SUS scores averaged 78.67 ( ± 9.44) out of 100. A SUS score of 68 is considered as average usability performance.[43] [Table 5] shows a break-up of scores received from individual participants.

Table 5
System Usability Scale (SUS): Columns Q1–Q10 represent the user assessment score against each question
Participant	Q1	Q2	Q3	Q4	Q5	Q6	Q7	Q8	Q9	Q10	SUS
p1	10	10	10	10	10	10	10	10	7.5	7.5	95
p2	10	7.5	10	2.5	7.5	10	7.5	10	7.5	7.5	80
p3	7.5	7.5	7.5	7.5	2.5	7.5	10	5	5	2.5	62.5
p4	7.5	7.5	5	2.5	7.5	7.5	7.5	7.5	7.5	7.5	67.5
p5	10	10	10	0	10	10	10	10	10	7.5	87.5
p6	7.5	7.5	7.5	10	7.5	7.5	7.5	7.5	7.5	7.5	77.5
p7	7.5	7.5	7.5	7.5	7.5	7.5	7.5	7.5	7.5	7.5	75
p8	5	7.5	7.5	7.5	7.5	7.5	10	7.5	5	5	70
p9	7.5	7.5	7.5	5	7.5	7.5	7.5	7.5	7.5	7.5	72.5
p10	7.5	7.5	10	10	7.5	10	10	7.5	7.5	7.5	85
Mean (SD)	8.17 ( ± 1.48)	7.83 ( ± 1.29)	8.17 ( ± 1.76)	6.67 ( ± 3.09)	7.83 ( ± 1.86)	8.17 ( ± 1.48)	8.67 ( ± 1.29)	8.17 ( ± 1.48)	7.67 ( ± 1.76)	7.33 ( ± 2)	78.67 ( ± 9.44)
List of questions from the SUS questionnaire: Q1. I think that I would like to use this system frequently
Q2. I found this system unnecessarily complex
Q3. I thought the system was easy to use
Q4. I think that I would need the support of a technical person to be able to use this system
Q5. I found the various functions in this system were well integrated
Q6. I thought there was too much inconsistency in this system
Q7. I would imagine that most people would learn to use this system very quickly
Q8. I found the system very cumbersome to use
Q9. I felt very confident in using the system
Q10. I needed to learn a lot of things before I could get going with this system

Abbreviation: SD, standard deviation.

Note: The scores are scaled and normalized from a response on the 5-point Likert scale to a 0–10 range (higher scores are better).
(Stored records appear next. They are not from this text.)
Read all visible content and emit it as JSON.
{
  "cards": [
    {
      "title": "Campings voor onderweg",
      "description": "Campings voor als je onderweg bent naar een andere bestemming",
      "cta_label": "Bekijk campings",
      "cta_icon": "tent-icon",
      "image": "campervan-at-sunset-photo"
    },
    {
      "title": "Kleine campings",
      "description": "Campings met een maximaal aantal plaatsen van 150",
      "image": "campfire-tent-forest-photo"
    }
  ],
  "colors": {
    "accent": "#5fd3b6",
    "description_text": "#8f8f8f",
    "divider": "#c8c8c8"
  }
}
Overall SUS scores are computed by summing these columns.

Open-ended subjective feedback revealed no major usability problems. One participant described the tool as being “intuitive and easy to use after initial training.” Overall, the idea for highlighting incidental findings was well received:

“In my personal practice, I have missed out on incidental findings [on occasion] ... if we are able to highlight them, it would be very helpful.”

“It's useful to verify that I didn't miss anything.”